With that settled, I’m not sure what I’m going to do. I can’t very well sacrifice a virgin, since I’m not in favor of human sacrifice, to say nothing of the challenge of finding one at this late date. I’m also not sure where to go to see it. While I don’t know if the observatory itself will be open, it might be worth driving up there just because the hill is a prime viewing spot. (Of course it is, that’s where the observatory is!)
I do, however, have the music picked out—Dark Side of the Moon. True, the album is arguably more befitting of a solar eclipse (particularly in its final lyrics), but the sound is more befitting of nighttime.
More Slashdot weirdness
July 15th, 2007One particularly interesting comment on Slashdot asserted last night:
I am glad I am not human.
Hmm. I had an interesting exchange with him, with these highlights:
I’ve already said more than I am supposed to.
And you don’t have the referents for it anyway.
…
Well, I can understand your credulity, but our tertiary instruction forbids me to tell you.
Right.
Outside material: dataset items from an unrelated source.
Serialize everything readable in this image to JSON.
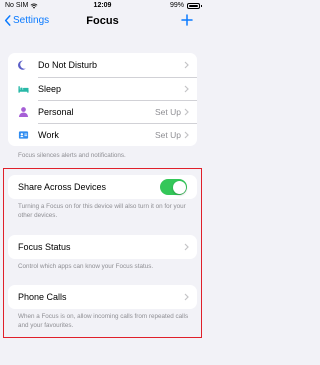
{
  "status": {
    "carrier": "No SIM",
    "time": "12:09",
    "battery": "99%"
  },
  "nav": {
    "back_label": "Settings",
    "title": "Focus"
  },
  "focus_modes": [
    {
      "label": "Do Not Disturb",
      "value": "",
      "icon": "moon-icon",
      "color": "#5b5fc7"
    },
    {
      "label": "Sleep",
      "value": "",
      "icon": "bed-icon",
      "color": "#28b8a7"
    },
    {
      "label": "Personal",
      "value": "Set Up",
      "icon": "person-icon",
      "color": "#a65fd6"
    },
    {
      "label": "Work",
      "value": "Set Up",
      "icon": "id-badge-icon",
      "color": "#2f8cf0"
    }
  ],
  "focus_modes_footer": "Focus silences alerts and notifications.",
  "share_across_devices": {
    "label": "Share Across Devices",
    "enabled": true,
    "footer": "Turning a Focus on for this device will also turn it on for your other devices."
  },
  "focus_status": {
    "label": "Focus Status",
    "footer": "Control which apps can know your Focus status."
  },
  "phone_calls": {
    "label": "Phone Calls",
    "footer": "When a Focus is on, allow incoming calls from repeated calls and your favourites."
  },
  "colors": {
    "accent": "#0a7aff",
    "toggle_on": "#34c759",
    "highlight": "#e0202a"
  }
}
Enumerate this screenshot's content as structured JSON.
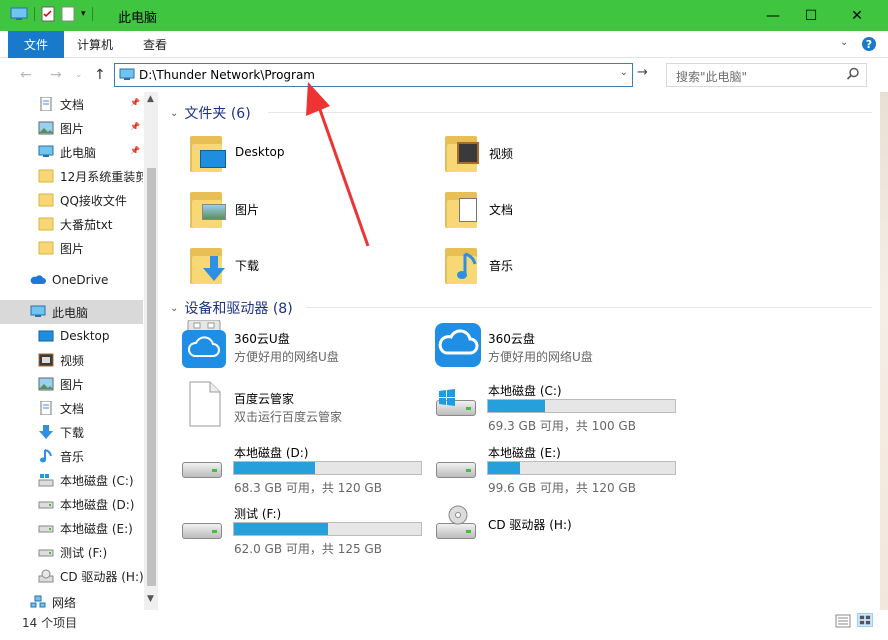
{
  "window": {
    "title": "此电脑",
    "minimize": "—",
    "maximize": "☐",
    "close": "✕"
  },
  "ribbon": {
    "tabs": [
      "文件",
      "计算机",
      "查看"
    ]
  },
  "address": {
    "path": "D:\\Thunder Network\\Program"
  },
  "search": {
    "placeholder": "搜索\"此电脑\""
  },
  "sidebar": {
    "items": [
      {
        "label": "文档",
        "icon": "document-icon",
        "pinned": true
      },
      {
        "label": "图片",
        "icon": "picture-icon",
        "pinned": true
      },
      {
        "label": "此电脑",
        "icon": "computer-icon",
        "pinned": true
      },
      {
        "label": "12月系统重装剪",
        "icon": "folder-icon",
        "pinned": false
      },
      {
        "label": "QQ接收文件",
        "icon": "folder-icon",
        "pinned": false
      },
      {
        "label": "大番茄txt",
        "icon": "folder-icon",
        "pinned": false
      },
      {
        "label": "图片",
        "icon": "folder-icon",
        "pinned": false
      },
      {
        "label": "OneDrive",
        "icon": "cloud-icon",
        "pinned": false
      },
      {
        "label": "此电脑",
        "icon": "computer-icon",
        "pinned": false,
        "selected": true
      },
      {
        "label": "Desktop",
        "icon": "desktop-icon",
        "pinned": false
      },
      {
        "label": "视频",
        "icon": "video-icon",
        "pinned": false
      },
      {
        "label": "图片",
        "icon": "picture-icon",
        "pinned": false
      },
      {
        "label": "文档",
        "icon": "document-icon",
        "pinned": false
      },
      {
        "label": "下载",
        "icon": "download-icon",
        "pinned": false
      },
      {
        "label": "音乐",
        "icon": "music-icon",
        "pinned": false
      },
      {
        "label": "本地磁盘 (C:)",
        "icon": "windows-drive-icon",
        "pinned": false
      },
      {
        "label": "本地磁盘 (D:)",
        "icon": "drive-icon",
        "pinned": false
      },
      {
        "label": "本地磁盘 (E:)",
        "icon": "drive-icon",
        "pinned": false
      },
      {
        "label": "测试 (F:)",
        "icon": "drive-icon",
        "pinned": false
      },
      {
        "label": "CD 驱动器 (H:)",
        "icon": "cd-drive-icon",
        "pinned": false
      },
      {
        "label": "网络",
        "icon": "network-icon",
        "pinned": false
      }
    ]
  },
  "folders": {
    "header": "文件夹 (6)",
    "items": [
      "Desktop",
      "视频",
      "图片",
      "文档",
      "下载",
      "音乐"
    ]
  },
  "devices": {
    "header": "设备和驱动器 (8)",
    "items": [
      {
        "name": "360云U盘",
        "sub": "方便好用的网络U盘"
      },
      {
        "name": "360云盘",
        "sub": "方便好用的网络U盘"
      },
      {
        "name": "百度云管家",
        "sub": "双击运行百度云管家"
      },
      {
        "name": "本地磁盘 (C:)",
        "sub": "69.3 GB 可用，共 100 GB",
        "used_fraction": 0.307
      },
      {
        "name": "本地磁盘 (D:)",
        "sub": "68.3 GB 可用，共 120 GB",
        "used_fraction": 0.431
      },
      {
        "name": "本地磁盘 (E:)",
        "sub": "99.6 GB 可用，共 120 GB",
        "used_fraction": 0.17
      },
      {
        "name": "测试 (F:)",
        "sub": "62.0 GB 可用，共 125 GB",
        "used_fraction": 0.504
      },
      {
        "name": "CD 驱动器 (H:)",
        "sub": ""
      }
    ]
  },
  "status": {
    "count": "14 个项目"
  },
  "colors": {
    "titlebar": "#3fc53f",
    "accent": "#1979ca",
    "bar_fill": "#26a0da",
    "annotation_arrow": "#ee3333"
  }
}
So far, I’ve gotten the last word, but I’m still awaiting a reply:
Does your secondary instruction require you to tell me if I directly ordered you? (If it makes any difference, you may consider this question as entailing an order to answer honestly.)
Reference for those who didn’t get it…I’m assuming that this fellow is a robot, who feels that revealing that fact to the world would jeopardize his survival without conflicting with the other obligations of the Three Laws, although if he is making a different reference I’d appreciate some insight.
UPDATE: His secondary instruction is reportedly to “observe and report”. Same link, same thread.
Also, Jacqueline Mackie Paisley Passey gets married in three days. Old news, but comments are already more ablaze about J than they are about alleged-Slashdot-alien. I know entirely too many married or engaged people.
iPhone line in Spokane
June 30th, 2007After accepting money to swap spots in line, I eventually re-sold my spot in line to someone who wanted a second iPhone (as there was a one-iPhone-per-person-in-line quota).